A rolling horizon management model to reduce imbalance in real-time for a renewable energy community

Electricity market regulations are progressively evolving to address the increasing variability of renewable energy sources, particularly by reducing the Imbalance Settlement Period (ISP) and enhancing the responsiveness of balancing mechanisms. This evolution increases the exposure of Balancing Responsible Parties (BRPs) to imbalance costs, as shorter ISPs make deviations between scheduled and actual power exchanges more frequent and financially significant. This paper introduces a real-time rolling horizon control model specifically designed to mitigate imbalances within a Renewable Energy Community (REC). The proposed model, referred to as BALRT, leverages the flexibility of distributed energy storage systems by reserving a portion of their capacity exclusively for real-time imbalance compensation. Unlike many approaches in the literature, which rely on intraday market mechanisms and are difficult to apply to small-scale consumers, the BAL-RT model is conceived for practical implementation in RECs composed of prosumers and consumers with limited market access.
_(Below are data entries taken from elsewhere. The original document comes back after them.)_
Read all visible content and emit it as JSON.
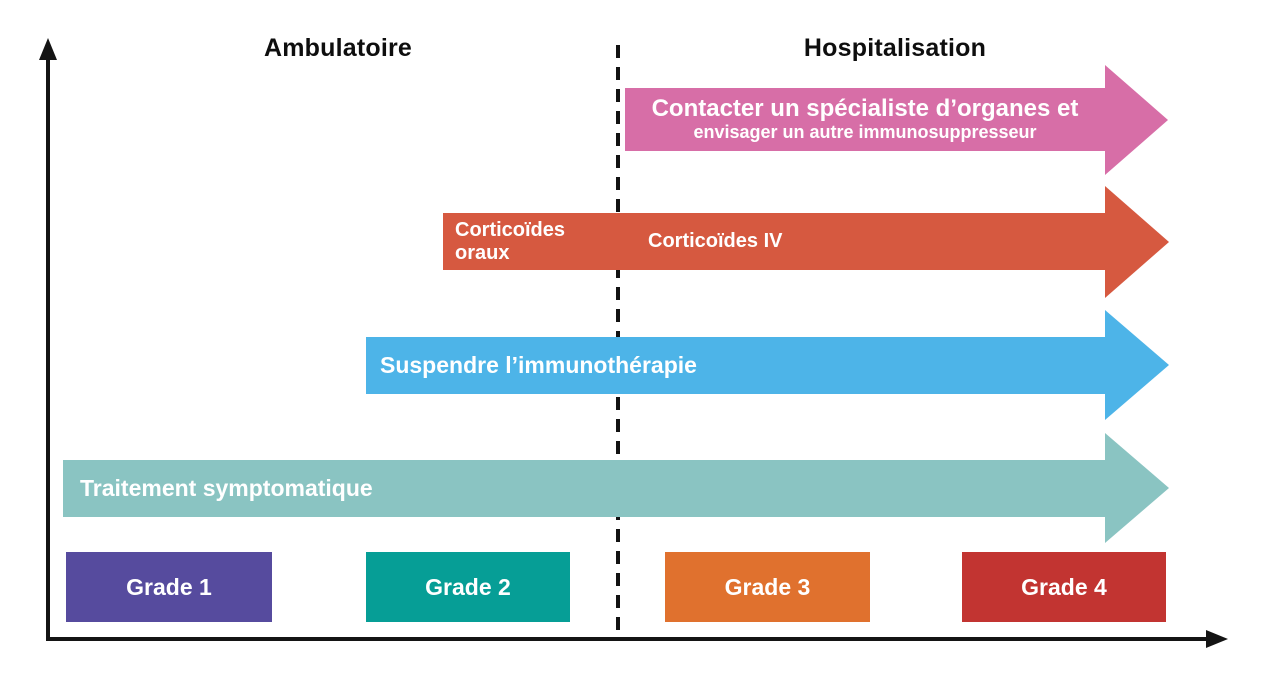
{
  "sections": [
    {
      "label": "Ambulatoire"
    },
    {
      "label": "Hospitalisation"
    }
  ],
  "arrows": [
    {
      "name": "contact-specialist",
      "color": "#d76ea7",
      "line1": "Contacter un spécialiste d’organes et",
      "line2": "envisager un autre immunosuppresseur"
    },
    {
      "name": "corticoides",
      "color": "#d65940",
      "left_label": "Corticoïdes\noraux",
      "right_label": "Corticoïdes IV"
    },
    {
      "name": "suspend-immunotherapy",
      "color": "#4db4e8",
      "label": "Suspendre l’immunothérapie"
    },
    {
      "name": "symptomatic-treatment",
      "color": "#8ac4c2",
      "label": "Traitement symptomatique"
    }
  ],
  "grades": [
    {
      "label": "Grade 1",
      "color": "#564b9e"
    },
    {
      "label": "Grade 2",
      "color": "#069e96"
    },
    {
      "label": "Grade 3",
      "color": "#e0712e"
    },
    {
      "label": "Grade 4",
      "color": "#c23431"
    }
  ],
  "axes": {
    "color": "#141414"
  }
}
Furthermore, the model's robustness is assessed by analyzing the impact of key parameters, including the share of storage capacity allocated to the balancing service and the measurement time resolution. Numerical results, based on a real-world case study of an Italian REC, demonstrate that the BAL-RT model can significantly reduce imbalance levels and related costs, even in the presence of increased temporal granularity.